Entre as 25 lojas que acolheram as obras de arte, o Correio do Minho falou com José Rodrigues da Casa das Velas. “Já não é a primeira vez que temos obras de arte na nossa loja e é sempre uma mais-valia”, confirmou o proprietário. Os clientes mostram-se “sempre muito curiosos” com a presença da obra. “Já tivemos pessoas que vieram de propósito ver a obra”, confidenciou.
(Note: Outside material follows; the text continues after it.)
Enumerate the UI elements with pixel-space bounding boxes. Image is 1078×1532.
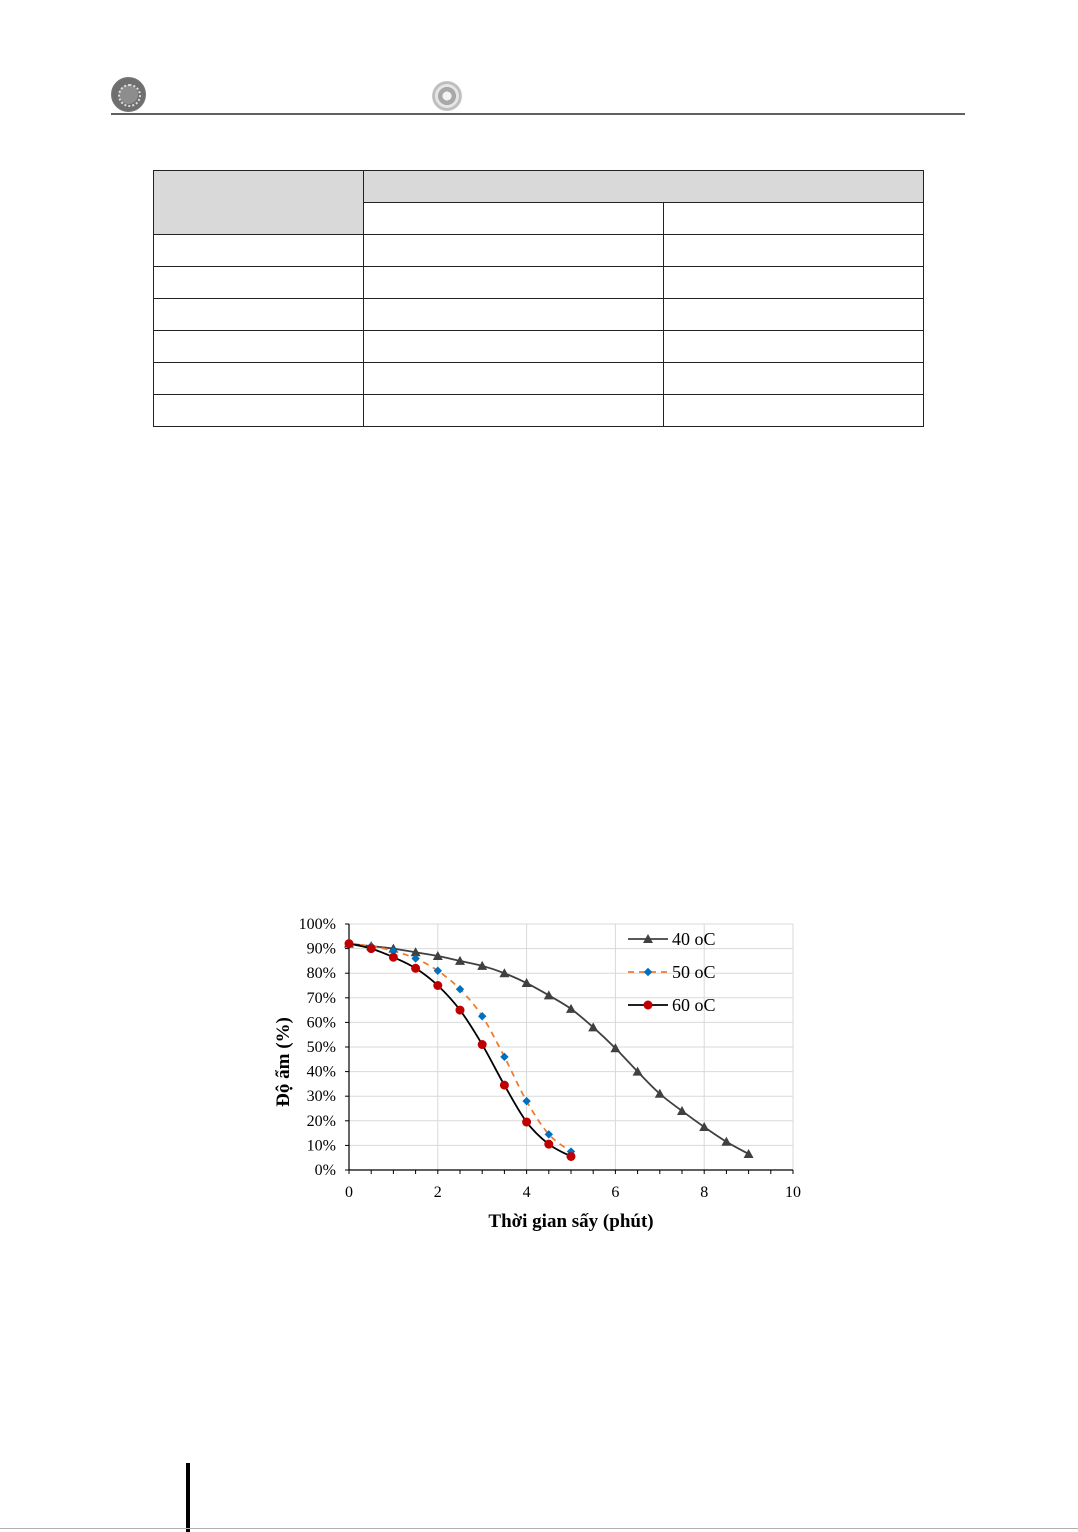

Esta é, ainda nas palavras de José Rodrigues, “uma boa parceria e que vale a pena porque ganham todos”. O certo é que para o proprietário esta “é uma forma de despertar interesse nas pessoas e trazer a cultura às pessoas”.

Também no Retrokitchen, Rui Pereira e Tânia Gomes abraçaram este projecto. “É muito interessante e uma oportunidade de trazer a arte para a rua e das pessoas terem mais fácil acesso”, destacou Rui Pereira, esperando até ao final da exposição que o quadro exposto no restaurante seja vendido.
“Os nossos clientes gostam de nos ver a participar neste tipo de iniciativas e já tivemos pessoas que vieram de propósito ver a obra e acabaram por almoçar no restaurante”, contou o proprietário, agradecendo mais esta iniciativa de apoio ao comércio.